When asked about the new touch-screen flight controls Hans explained that ergonomic studies for best placements were intensive. His experience as a pilot helped him to feel that the new system was good, and with the extensive training the astronauts had gone through, and helped design, that there should be no problems. This was followed by questions about check-outs and tests that would be performed in flight. The answer was the question “Where else can you find micro-gravity?” and assurance that all systems were ready. When asked about risks Hans reported that “No single item stands out.”  

Additional questions regarding weather were posed. Mike Norm and Kathy all shared the various methods used to check conditions included ocean buoys to check waves and wind, weather balloons, on-shore weather stations and weather satellites. The ships and aircraft were ready and departures were underway depending on their travel speed to arrive on station in time for Wednesday’s launch schedule. If there was a delay they were prepared for the ocean vessels to remain on station and aircraft had back-up schedules to return as needed.
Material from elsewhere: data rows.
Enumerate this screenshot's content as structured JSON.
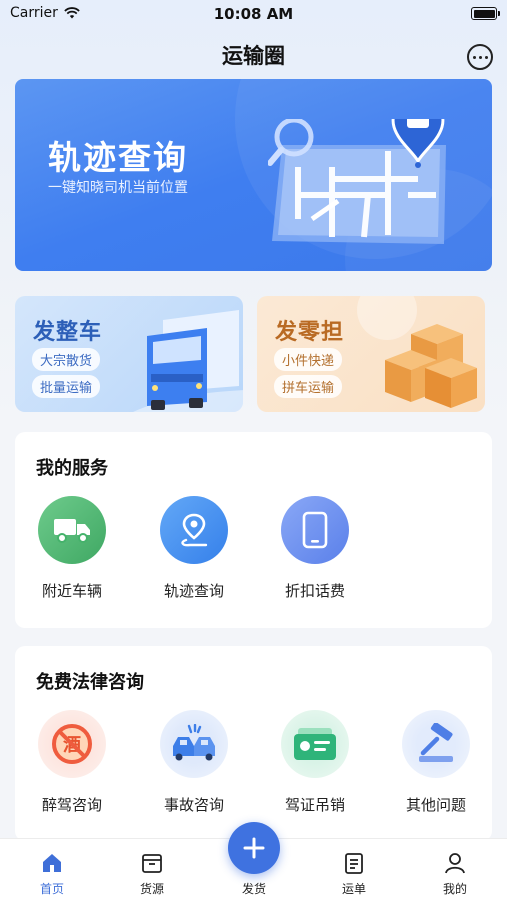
{
  "status": {
    "carrier": "Carrier",
    "time": "10:08 AM"
  },
  "header": {
    "title": "运输圈",
    "chat_icon": "chat-bubble-icon"
  },
  "banner": {
    "title": "轨迹查询",
    "subtitle": "一键知晓司机当前位置",
    "accent": "#3f7ef0"
  },
  "cards": [
    {
      "title": "发整车",
      "tags": [
        "大宗散货",
        "批量运输"
      ],
      "icon": "truck-icon",
      "accent": "#2c5fb8"
    },
    {
      "title": "发零担",
      "tags": [
        "小件快递",
        "拼车运输"
      ],
      "icon": "boxes-icon",
      "accent": "#b96a23"
    }
  ],
  "services": {
    "title": "我的服务",
    "items": [
      {
        "label": "附近车辆",
        "icon": "truck-icon",
        "color": "#45b26b"
      },
      {
        "label": "轨迹查询",
        "icon": "location-pin-icon",
        "color": "#3d8ff0"
      },
      {
        "label": "折扣话费",
        "icon": "phone-icon",
        "color": "#5d86ee"
      }
    ]
  },
  "legal": {
    "title": "免费法律咨询",
    "items": [
      {
        "label": "醉驾咨询",
        "icon": "no-drinking-icon",
        "color": "#ef5c3e"
      },
      {
        "label": "事故咨询",
        "icon": "car-crash-icon",
        "color": "#3d7ee8"
      },
      {
        "label": "驾证吊销",
        "icon": "license-card-icon",
        "color": "#2fb47a"
      },
      {
        "label": "其他问题",
        "icon": "gavel-icon",
        "color": "#4e7ee6"
      }
    ]
  },
  "tabbar": {
    "items": [
      {
        "label": "首页",
        "icon": "home-icon",
        "active": true
      },
      {
        "label": "货源",
        "icon": "cargo-box-icon",
        "active": false
      },
      {
        "label": "发货",
        "icon": "plus-icon",
        "active": false
      },
      {
        "label": "运单",
        "icon": "waybill-icon",
        "active": false
      },
      {
        "label": "我的",
        "icon": "user-icon",
        "active": false
      }
    ],
    "accent": "#3f6fd8"
  }
}
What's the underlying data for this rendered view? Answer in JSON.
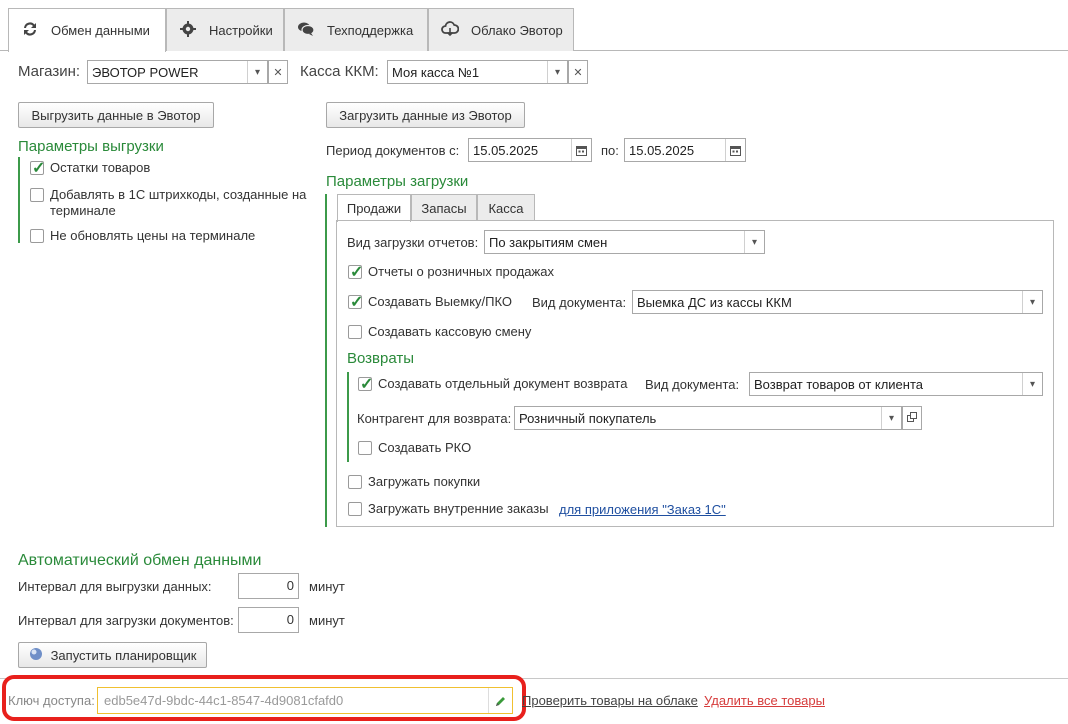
{
  "tabs": [
    {
      "label": "Обмен данными",
      "icon": "sync-icon",
      "active": true
    },
    {
      "label": "Настройки",
      "icon": "gear-icon"
    },
    {
      "label": "Техподдержка",
      "icon": "chat-icon"
    },
    {
      "label": "Облако Эвотор",
      "icon": "cloud-icon"
    }
  ],
  "store": {
    "label": "Магазин:",
    "value": "ЭВОТОР POWER"
  },
  "register": {
    "label": "Касса ККМ:",
    "value": "Моя касса №1"
  },
  "export": {
    "button": "Выгрузить данные в Эвотор",
    "title": "Параметры выгрузки",
    "options": [
      {
        "label": "Остатки товаров",
        "checked": true
      },
      {
        "label1": "Добавлять в 1С штрихкоды, созданные на",
        "label2": "терминале",
        "checked": false
      },
      {
        "label": "Не обновлять цены на терминале",
        "checked": false
      }
    ]
  },
  "import": {
    "button": "Загрузить данные из Эвотор",
    "period_label": "Период  документов с:",
    "date_from": "15.05.2025",
    "to_label": "по:",
    "date_to": "15.05.2025",
    "title": "Параметры загрузки",
    "tabs": [
      "Продажи",
      "Запасы",
      "Касса"
    ],
    "report_type_label": "Вид загрузки отчетов:",
    "report_type_value": "По закрытиям смен",
    "retail_reports": "Отчеты о розничных продажах",
    "create_withdrawal": "Создавать Выемку/ПКО",
    "doc_type_label": "Вид документа:",
    "doc_type_value": "Выемка ДС из кассы ККМ",
    "create_shift": "Создавать кассовую смену",
    "returns_title": "Возвраты",
    "separate_return": "Создавать отдельный документ возврата",
    "return_doc_label": "Вид  документа:",
    "return_doc_value": "Возврат товаров от клиента",
    "counterparty_label": "Контрагент для возврата:",
    "counterparty_value": "Розничный покупатель",
    "create_rko": "Создавать РКО",
    "load_purchases": "Загружать покупки",
    "load_orders": "Загружать внутренние заказы",
    "orders_link": "для приложения \"Заказ 1С\""
  },
  "auto": {
    "title": "Автоматический обмен данными",
    "export_interval_label": "Интервал для выгрузки данных:",
    "export_interval_value": "0",
    "import_interval_label": "Интервал для загрузки документов:",
    "import_interval_value": "0",
    "unit": "минут",
    "scheduler_button": "Запустить планировщик"
  },
  "footer": {
    "key_label": "Ключ доступа:",
    "key_value": "edb5e47d-9bdc-44c1-8547-4d9081cfafd0",
    "check_link": "Проверить товары на облаке",
    "delete_link": "Удалить все товары"
  },
  "colors": {
    "accent_green": "#2a8a3a",
    "highlight_red": "#e8201c",
    "link_blue": "#1f4fa0",
    "delete_red": "#d63c3c"
  }
}
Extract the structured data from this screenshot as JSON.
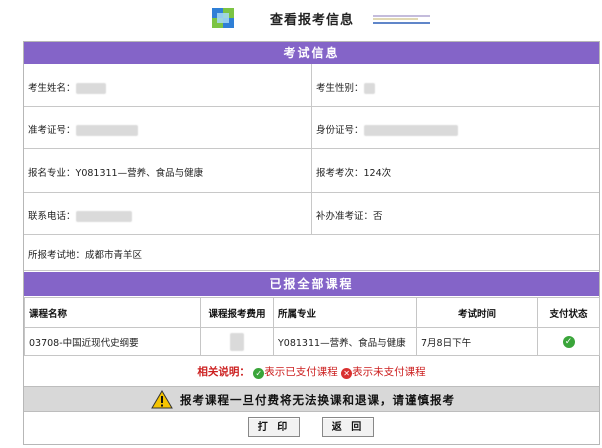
{
  "header": {
    "title": "查看报考信息"
  },
  "exam_info": {
    "section_title": "考试信息",
    "name_label": "考生姓名：",
    "gender_label": "考生性别：",
    "ticket_label": "准考证号：",
    "id_label": "身份证号：",
    "major_label": "报名专业：",
    "major_value": "Y081311—营养、食品与健康",
    "count_label": "报考考次：",
    "count_value": "124次",
    "phone_label": "联系电话：",
    "reissue_label": "补办准考证：",
    "reissue_value": "否",
    "location_label": "所报考试地：",
    "location_value": "成都市青羊区"
  },
  "courses": {
    "section_title": "已报全部课程",
    "headers": [
      "课程名称",
      "课程报考费用",
      "所属专业",
      "考试时间",
      "支付状态"
    ],
    "rows": [
      {
        "name": "03708-中国近现代史纲要",
        "major": "Y081311—营养、食品与健康",
        "time": "7月8日下午"
      }
    ]
  },
  "legend": {
    "key": "相关说明：",
    "paid_text": "表示已支付课程",
    "unpaid_text": "表示未支付课程"
  },
  "warning": {
    "text": "报考课程一旦付费将无法换课和退课，请谨慎报考"
  },
  "buttons": {
    "print": "打 印",
    "back": "返 回"
  }
}
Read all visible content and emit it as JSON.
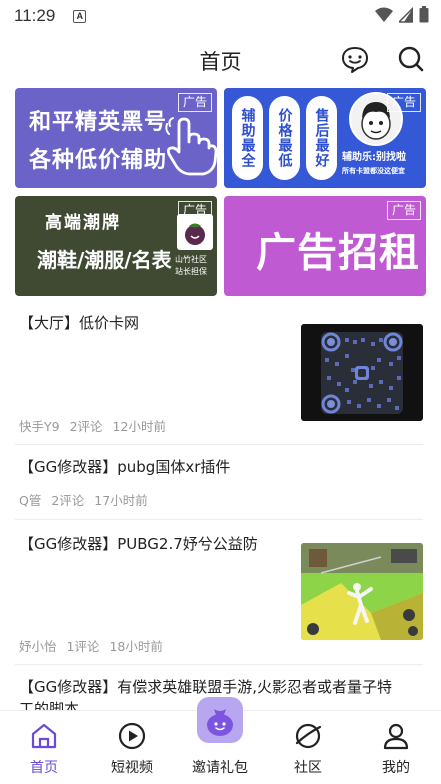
{
  "status_bar": {
    "time": "11:29",
    "notification_letter": "A"
  },
  "header": {
    "title": "首页"
  },
  "banners": [
    {
      "line1": "和平精英黑号",
      "line2": "各种低价辅助",
      "tag": "广告"
    },
    {
      "pills": [
        "辅助最全",
        "价格最低",
        "售后最好"
      ],
      "caption": "辅助乐:别找啦",
      "subcaption": "所有卡盟都没这便宜",
      "tag": "广告"
    },
    {
      "title": "高端潮牌",
      "main": "潮鞋/潮服/名表",
      "caption1": "山竹社区",
      "caption2": "站长担保",
      "tag": "广告"
    },
    {
      "text": "广告招租",
      "tag": "广告"
    }
  ],
  "posts": [
    {
      "title": "【大厅】低价卡网",
      "author": "快手Y9",
      "comments": "2评论",
      "time": "12小时前"
    },
    {
      "title": "【GG修改器】pubg国体xr插件",
      "author": "Q管",
      "comments": "2评论",
      "time": "17小时前"
    },
    {
      "title": "【GG修改器】PUBG2.7妤兮公益防",
      "author": "妤小怡",
      "comments": "1评论",
      "time": "18小时前"
    },
    {
      "title_line1": "【GG修改器】有偿求英雄联盟手游,火影忍者或者量子特",
      "title_line2": "工的脚本"
    }
  ],
  "bottom_nav": {
    "items": [
      {
        "label": "首页",
        "icon": "home-icon",
        "active": true
      },
      {
        "label": "短视频",
        "icon": "play-circle-icon",
        "active": false
      },
      {
        "label": "邀请礼包",
        "icon": "gift-bag-icon",
        "active": false
      },
      {
        "label": "社区",
        "icon": "planet-icon",
        "active": false
      },
      {
        "label": "我的",
        "icon": "user-icon",
        "active": false
      }
    ]
  },
  "colors": {
    "accent": "#6a4bd8",
    "banner1": "#6c63c9",
    "banner2": "#3458d6",
    "banner3": "#404a33",
    "banner4": "#c05ad3"
  }
}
One reporter asked about the black clean room suits. The following discussion included the few extra precautions that had been undertaken because of the COVID virus, but normal quarantine procedures were in place to protect Space Station occupants from getting sick when new crew members arrived. Although family had been included in the extended quarantine, the astronauts had been in quarantine for 3 weeks as of Monday.

One of the final questions was “What will the astronauts have for breakfast on Wednesday?” The answer was “I don’t know, but it will be good because our food service team is very good.”